The Big-Basement Indie
With today's advances in speed and memory, it's possible to do online editing on your desktop, bringing the entire film into the computer in its highest quality before editing. Any hard drive that runs at 7,200 rpm can handle the 3.7-Mbps flow of information from camera to computer. And many computers ship with 10-plus Gbytes of memory on the hard drive. Installing a FireWire card in the back of your PC requires nothing but a screwdriver and a pair of clean hands. Or use the FireWire already on a Macintosh G3 and start moving footage from the miniDV tape to your hard drive. Since digital video uses about 13.5 Gbytes per hour of footage, you have space for about 40 minutes of film on a healthy drive.
But you're out of luck if, like Bennett Miller, you have more than 80 hours of digital video: That kind of footage would take an impossible 1,000 gigs of hard-drive space. "Not even Bill Gates has that kind of storage," quips Miller. One solution is to whittle down footage to the scenes likely to be used before capturing it with a computer. Many filmmakers, like The Trouble With Perpetual Deja Vu's Todd Verow, edit in 20-minute sections, piecing the whole thing together seamlessly on the camcorder at the end.

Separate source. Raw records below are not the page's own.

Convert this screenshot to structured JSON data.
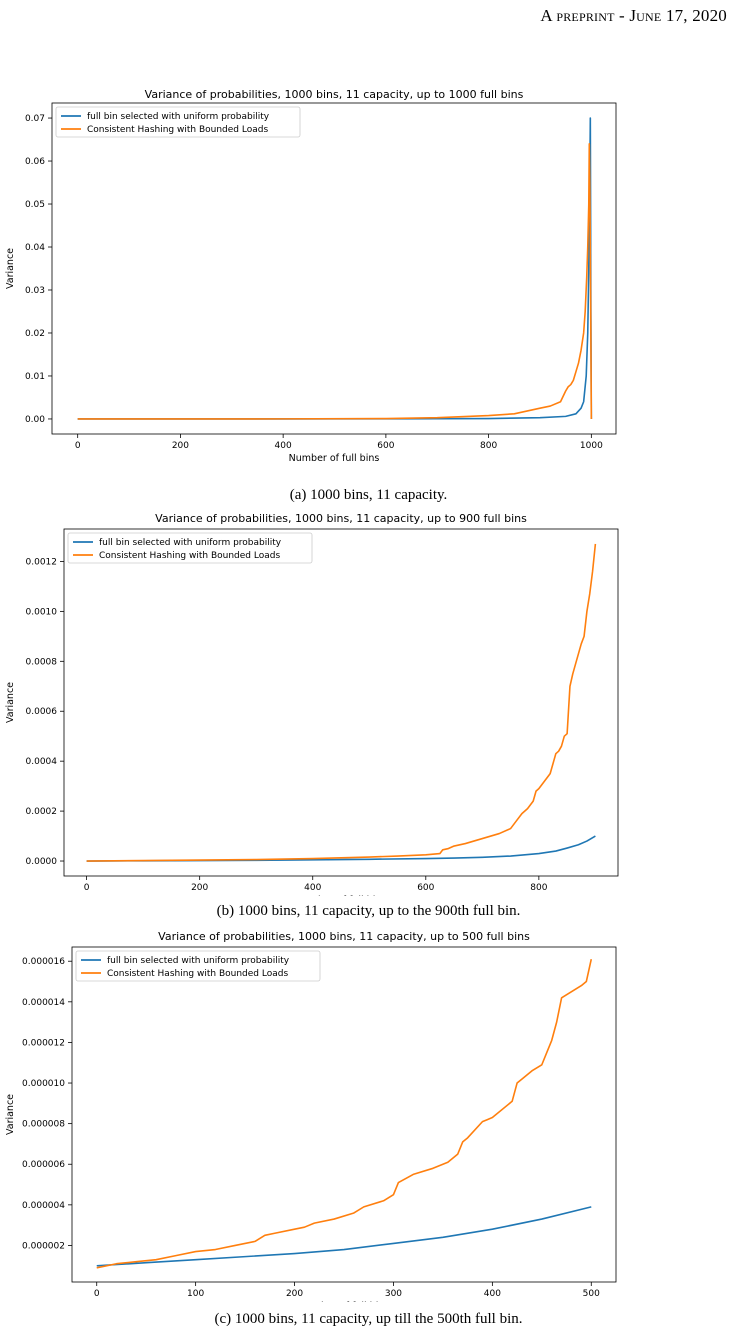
{
  "header": {
    "text": "A preprint - June 17, 2020"
  },
  "chart_data": [
    {
      "type": "line",
      "title": "Variance of probabilities, 1000 bins, 11 capacity, up to 1000 full bins",
      "xlabel": "Number of full bins",
      "ylabel": "Variance",
      "xlim": [
        -50,
        1048
      ],
      "ylim": [
        -0.0035,
        0.0735
      ],
      "xticks": [
        0,
        200,
        400,
        600,
        800,
        1000
      ],
      "xtick_labels": [
        "0",
        "200",
        "400",
        "600",
        "800",
        "1000"
      ],
      "yticks": [
        0.0,
        0.01,
        0.02,
        0.03,
        0.04,
        0.05,
        0.06,
        0.07
      ],
      "ytick_labels": [
        "0.00",
        "0.01",
        "0.02",
        "0.03",
        "0.04",
        "0.05",
        "0.06",
        "0.07"
      ],
      "legend": "top-left",
      "grid": false,
      "series": [
        {
          "name": "full bin selected with uniform probability",
          "color": "#1f77b4",
          "x": [
            0,
            200,
            400,
            600,
            800,
            900,
            950,
            970,
            980,
            985,
            990,
            993,
            995,
            997,
            998,
            999,
            1000
          ],
          "y": [
            0.0,
            0.0,
            1e-05,
            2e-05,
            0.0001,
            0.0003,
            0.0006,
            0.0012,
            0.0025,
            0.004,
            0.01,
            0.02,
            0.035,
            0.055,
            0.07,
            0.03,
            0.0
          ]
        },
        {
          "name": "Consistent Hashing with Bounded Loads",
          "color": "#ff7f0e",
          "x": [
            0,
            200,
            400,
            600,
            700,
            800,
            850,
            900,
            920,
            940,
            950,
            955,
            960,
            965,
            970,
            975,
            980,
            985,
            988,
            991,
            993,
            995,
            996,
            997,
            998,
            999,
            1000
          ],
          "y": [
            0.0,
            0.0,
            2e-05,
            0.0001,
            0.0003,
            0.0008,
            0.0012,
            0.0025,
            0.003,
            0.004,
            0.0065,
            0.0075,
            0.008,
            0.009,
            0.011,
            0.013,
            0.016,
            0.02,
            0.025,
            0.033,
            0.04,
            0.05,
            0.064,
            0.055,
            0.04,
            0.02,
            0.0
          ]
        }
      ]
    },
    {
      "type": "line",
      "title": "Variance of probabilities, 1000 bins, 11 capacity, up to 900 full bins",
      "xlabel": "Number of full bins",
      "ylabel": "Variance",
      "xlim": [
        -40,
        940
      ],
      "ylim": [
        -6e-05,
        0.00133
      ],
      "xticks": [
        0,
        200,
        400,
        600,
        800
      ],
      "xtick_labels": [
        "0",
        "200",
        "400",
        "600",
        "800"
      ],
      "yticks": [
        0.0,
        0.0002,
        0.0004,
        0.0006,
        0.0008,
        0.001,
        0.0012
      ],
      "ytick_labels": [
        "0.0000",
        "0.0002",
        "0.0004",
        "0.0006",
        "0.0008",
        "0.0010",
        "0.0012"
      ],
      "legend": "top-left",
      "grid": false,
      "series": [
        {
          "name": "full bin selected with uniform probability",
          "color": "#1f77b4",
          "x": [
            0,
            100,
            200,
            300,
            400,
            500,
            600,
            650,
            700,
            750,
            800,
            830,
            850,
            870,
            885,
            900
          ],
          "y": [
            0.0,
            1e-06,
            2e-06,
            3e-06,
            5e-06,
            7e-06,
            1e-05,
            1.2e-05,
            1.5e-05,
            2e-05,
            3e-05,
            4e-05,
            5.2e-05,
            6.5e-05,
            8e-05,
            0.0001
          ]
        },
        {
          "name": "Consistent Hashing with Bounded Loads",
          "color": "#ff7f0e",
          "x": [
            0,
            100,
            200,
            300,
            400,
            450,
            500,
            550,
            600,
            625,
            630,
            640,
            650,
            670,
            700,
            730,
            750,
            760,
            770,
            780,
            790,
            795,
            800,
            810,
            820,
            830,
            835,
            840,
            845,
            850,
            855,
            860,
            865,
            870,
            875,
            880,
            885,
            890,
            895,
            900
          ],
          "y": [
            0.0,
            2e-06,
            4e-06,
            6e-06,
            1e-05,
            1.3e-05,
            1.6e-05,
            2e-05,
            2.5e-05,
            3e-05,
            4.5e-05,
            5e-05,
            6e-05,
            7e-05,
            9e-05,
            0.00011,
            0.00013,
            0.00016,
            0.00019,
            0.00021,
            0.00024,
            0.00028,
            0.00029,
            0.00032,
            0.00035,
            0.00043,
            0.00044,
            0.00046,
            0.0005,
            0.00051,
            0.0007,
            0.00075,
            0.00079,
            0.00083,
            0.00087,
            0.0009,
            0.001,
            0.00107,
            0.00116,
            0.00127
          ]
        }
      ]
    },
    {
      "type": "line",
      "title": "Variance of probabilities, 1000 bins, 11 capacity, up to 500 full bins",
      "xlabel": "Number of full bins",
      "ylabel": "Variance",
      "xlim": [
        -25,
        525
      ],
      "ylim": [
        2e-07,
        1.67e-05
      ],
      "xticks": [
        0,
        100,
        200,
        300,
        400,
        500
      ],
      "xtick_labels": [
        "0",
        "100",
        "200",
        "300",
        "400",
        "500"
      ],
      "yticks": [
        2e-06,
        4e-06,
        6e-06,
        8e-06,
        1e-05,
        1.2e-05,
        1.4e-05,
        1.6e-05
      ],
      "ytick_labels": [
        "0.000002",
        "0.000004",
        "0.000006",
        "0.000008",
        "0.000010",
        "0.000012",
        "0.000014",
        "0.000016"
      ],
      "legend": "top-left",
      "grid": false,
      "series": [
        {
          "name": "full bin selected with uniform probability",
          "color": "#1f77b4",
          "x": [
            0,
            50,
            100,
            150,
            200,
            250,
            300,
            350,
            400,
            450,
            500
          ],
          "y": [
            1e-06,
            1.15e-06,
            1.3e-06,
            1.45e-06,
            1.6e-06,
            1.8e-06,
            2.1e-06,
            2.4e-06,
            2.8e-06,
            3.3e-06,
            3.9e-06
          ]
        },
        {
          "name": "Consistent Hashing with Bounded Loads",
          "color": "#ff7f0e",
          "x": [
            0,
            20,
            40,
            60,
            80,
            100,
            120,
            140,
            160,
            170,
            180,
            200,
            210,
            220,
            240,
            260,
            270,
            290,
            300,
            305,
            320,
            340,
            355,
            365,
            370,
            375,
            390,
            395,
            400,
            420,
            425,
            430,
            440,
            450,
            455,
            460,
            465,
            470,
            480,
            490,
            495,
            500
          ],
          "y": [
            9e-07,
            1.1e-06,
            1.2e-06,
            1.3e-06,
            1.5e-06,
            1.7e-06,
            1.8e-06,
            2e-06,
            2.2e-06,
            2.5e-06,
            2.6e-06,
            2.8e-06,
            2.9e-06,
            3.1e-06,
            3.3e-06,
            3.6e-06,
            3.9e-06,
            4.2e-06,
            4.5e-06,
            5.1e-06,
            5.5e-06,
            5.8e-06,
            6.1e-06,
            6.5e-06,
            7.1e-06,
            7.3e-06,
            8.1e-06,
            8.2e-06,
            8.3e-06,
            9.1e-06,
            1e-05,
            1.02e-05,
            1.06e-05,
            1.09e-05,
            1.15e-05,
            1.21e-05,
            1.3e-05,
            1.42e-05,
            1.45e-05,
            1.48e-05,
            1.5e-05,
            1.61e-05
          ]
        }
      ]
    }
  ],
  "captions": [
    "(a) 1000 bins, 11 capacity.",
    "(b) 1000 bins, 11 capacity, up to the 900th full bin.",
    "(c) 1000 bins, 11 capacity, up till the 500th full bin."
  ]
}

Apple's Final Cut Pro, Digital Origin's EditDV, or Adobe's Premiere make desktop film editing as straightforward as word processing. Final Cut Pro lets you edit anything captured on hard disk with simple drag-and-drop moves. One effect, called Chroma Key, is like a stripped-down bluescreen, letting you relocate foreground images by making the background transparent. Another pulldown from the effects menu lets you create professional titles and credits. The last step in the process, rendering, is basically a one-button operation that weaves all the layers together, applies effects, and produces a finished digital file. The computer can then spit the film back out to your camcorder through a FireWire connection.
On Digital Origin's EditDV for Windows, faster software means less rendering time than on the Mac. A PC running a 600-MHz chip - say, the AMD Athlon - will boost your speed further.

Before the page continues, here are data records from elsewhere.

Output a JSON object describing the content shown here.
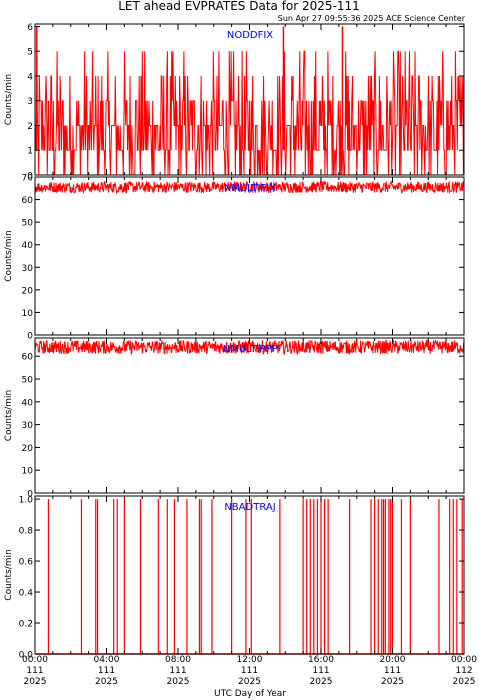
{
  "header": {
    "title": "LET ahead EVPRATES Data for 2025-111",
    "timestamp": "Sun Apr 27 09:55:36 2025 ACE Science Center"
  },
  "xaxis": {
    "label": "UTC Day of Year",
    "ticks": [
      {
        "t": "00:00",
        "doy": "111",
        "year": "2025"
      },
      {
        "t": "04:00",
        "doy": "111",
        "year": "2025"
      },
      {
        "t": "08:00",
        "doy": "111",
        "year": "2025"
      },
      {
        "t": "12:00",
        "doy": "111",
        "year": "2025"
      },
      {
        "t": "16:00",
        "doy": "111",
        "year": "2025"
      },
      {
        "t": "20:00",
        "doy": "111",
        "year": "2025"
      },
      {
        "t": "00:00",
        "doy": "112",
        "year": "2025"
      }
    ]
  },
  "colors": {
    "trace": "#ff0000",
    "label": "#0000ff",
    "axes": "#000000"
  },
  "chart_data": [
    {
      "type": "line",
      "panel_label": "NODDFIX",
      "ylabel": "Counts/min",
      "ylim": [
        0,
        6.1
      ],
      "yticks": [
        "0",
        "1",
        "2",
        "3",
        "4",
        "5",
        "6"
      ],
      "x_range_hours": [
        0,
        24
      ],
      "spike_points": [
        {
          "x": 0.1,
          "y": 6.0
        },
        {
          "x": 13.9,
          "y": 6.0
        },
        {
          "x": 17.2,
          "y": 6.0
        }
      ],
      "series": [
        {
          "values_description": "",
          "baseline": [
            1,
            3
          ],
          "frequent_peaks": [
            4,
            5
          ],
          "frequent_dips": 0
        }
      ]
    },
    {
      "type": "line",
      "panel_label": "NMULTIFIX",
      "ylabel": "Counts/min",
      "ylim": [
        0,
        70
      ],
      "yticks": [
        "0",
        "10",
        "20",
        "30",
        "40",
        "50",
        "60",
        "70"
      ],
      "x_range_hours": [
        0,
        24
      ],
      "series": [
        {
          "band": [
            63,
            68
          ]
        }
      ]
    },
    {
      "type": "line",
      "panel_label": "NMULTIPPP",
      "ylabel": "Counts/min",
      "ylim": [
        0,
        68
      ],
      "yticks": [
        "0",
        "10",
        "20",
        "30",
        "40",
        "50",
        "60"
      ],
      "x_range_hours": [
        0,
        24
      ],
      "series": [
        {
          "band": [
            61,
            67
          ]
        }
      ]
    },
    {
      "type": "line",
      "panel_label": "NBADTRAJ",
      "ylabel": "Counts/min",
      "ylim": [
        0,
        1.02
      ],
      "yticks": [
        "0.0",
        "0.2",
        "0.4",
        "0.6",
        "0.8",
        "1.0"
      ],
      "x_range_hours": [
        0,
        24
      ],
      "series": [
        {
          "spike_hours": [
            0.75,
            2.6,
            3.4,
            3.5,
            4.4,
            4.6,
            5.0,
            5.9,
            6.9,
            7.4,
            7.8,
            8.5,
            9.2,
            9.3,
            9.9,
            11.0,
            11.8,
            12.1,
            13.7,
            15.0,
            15.2,
            15.4,
            15.6,
            15.8,
            16.0,
            16.2,
            16.4,
            17.6,
            18.8,
            19.0,
            19.2,
            19.4,
            19.5,
            19.6,
            19.8,
            19.9,
            20.0,
            20.5,
            21.0,
            22.6,
            23.2,
            23.4,
            23.6,
            23.9
          ]
        }
      ]
    }
  ]
}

Scott Stewart is working on a film adaptation of the Raymond Carver short story "What We Talk About When We Talk About Love." He used a PAL-format VX1000 camera for principal photography, and he has already captured all his footage into a 350-MHz Power Mac. The QuickTime movie files almost fill the four 16.8-gig ProMax hard drives he installed. Stewart plans to edit with EditDV and then use Adobe After Effects for compositing. He wouldn't bother with Premiere, he says. "I'm not into the word-processor style of cut-and-paste editing. I like the traditional feel of a flatbed editing machine you get from EditDV."

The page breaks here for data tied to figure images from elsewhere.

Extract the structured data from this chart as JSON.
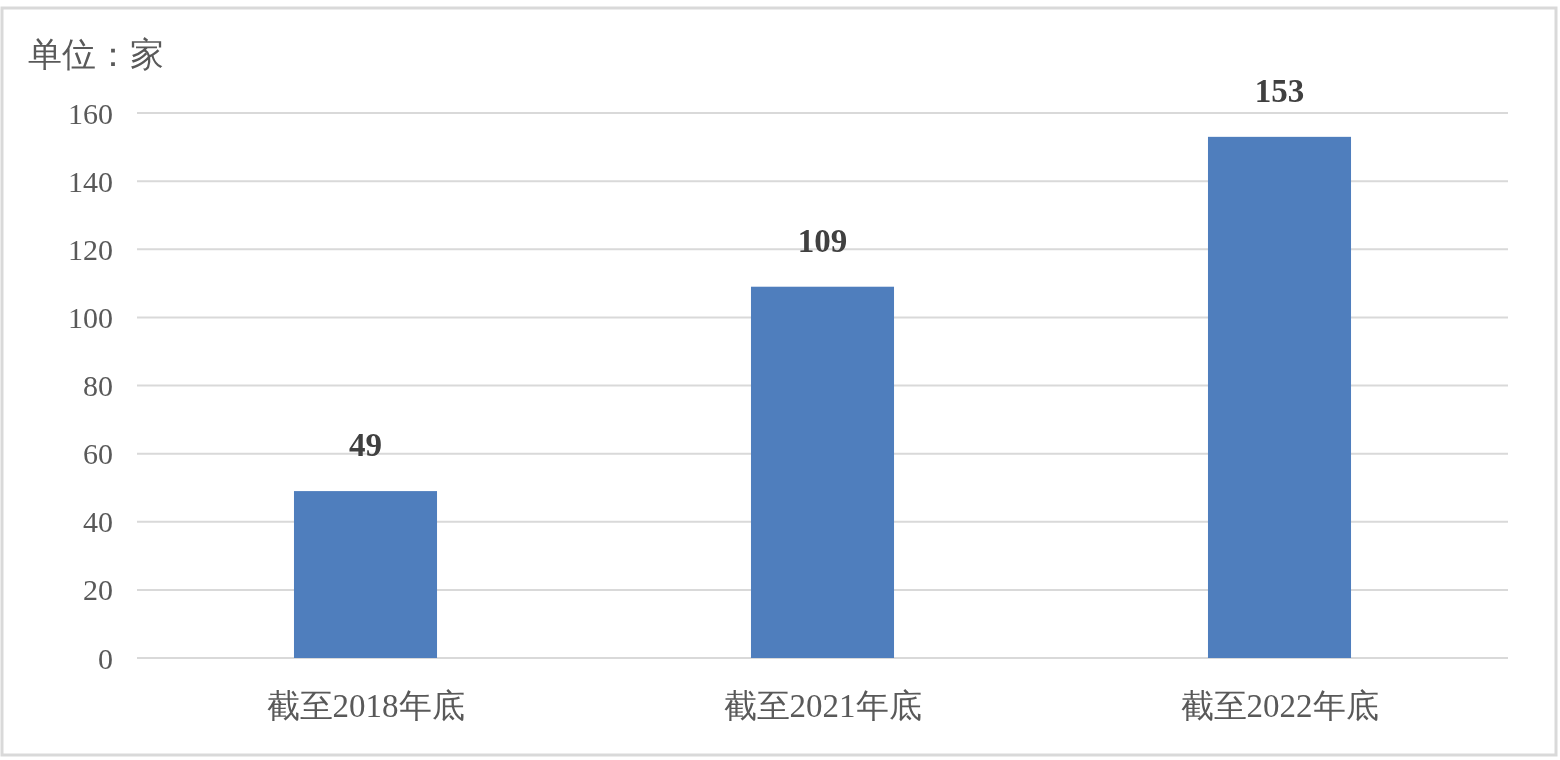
{
  "chart_data": {
    "type": "bar",
    "ylabel": "单位：家",
    "categories": [
      "截至2018年底",
      "截至2021年底",
      "截至2022年底"
    ],
    "values": [
      49,
      109,
      153
    ],
    "color": "#4f7ebd",
    "ylim": [
      0,
      160
    ],
    "yticks": [
      0,
      20,
      40,
      60,
      80,
      100,
      120,
      140,
      160
    ],
    "grid": "y",
    "data_labels": true
  }
}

While indie filmmakers increasingly exhibit their work on the small screen of the Internet, even those bound for the big screen can leverage the Net. Peter Broderick of Next Wave Films (www.nextwavefilms.com) filters through movies on the Web and those sent to his office as proof of concept for a film. If Next Wave likes what it sees, it'll pay up to $100,000 to have the footage color-corrected and transferred to film. From there, the burgeoning Bennett Miller is off, as The Cruise's "Speed" Levitch puts it, into "the frantic chaos of this limitless universe."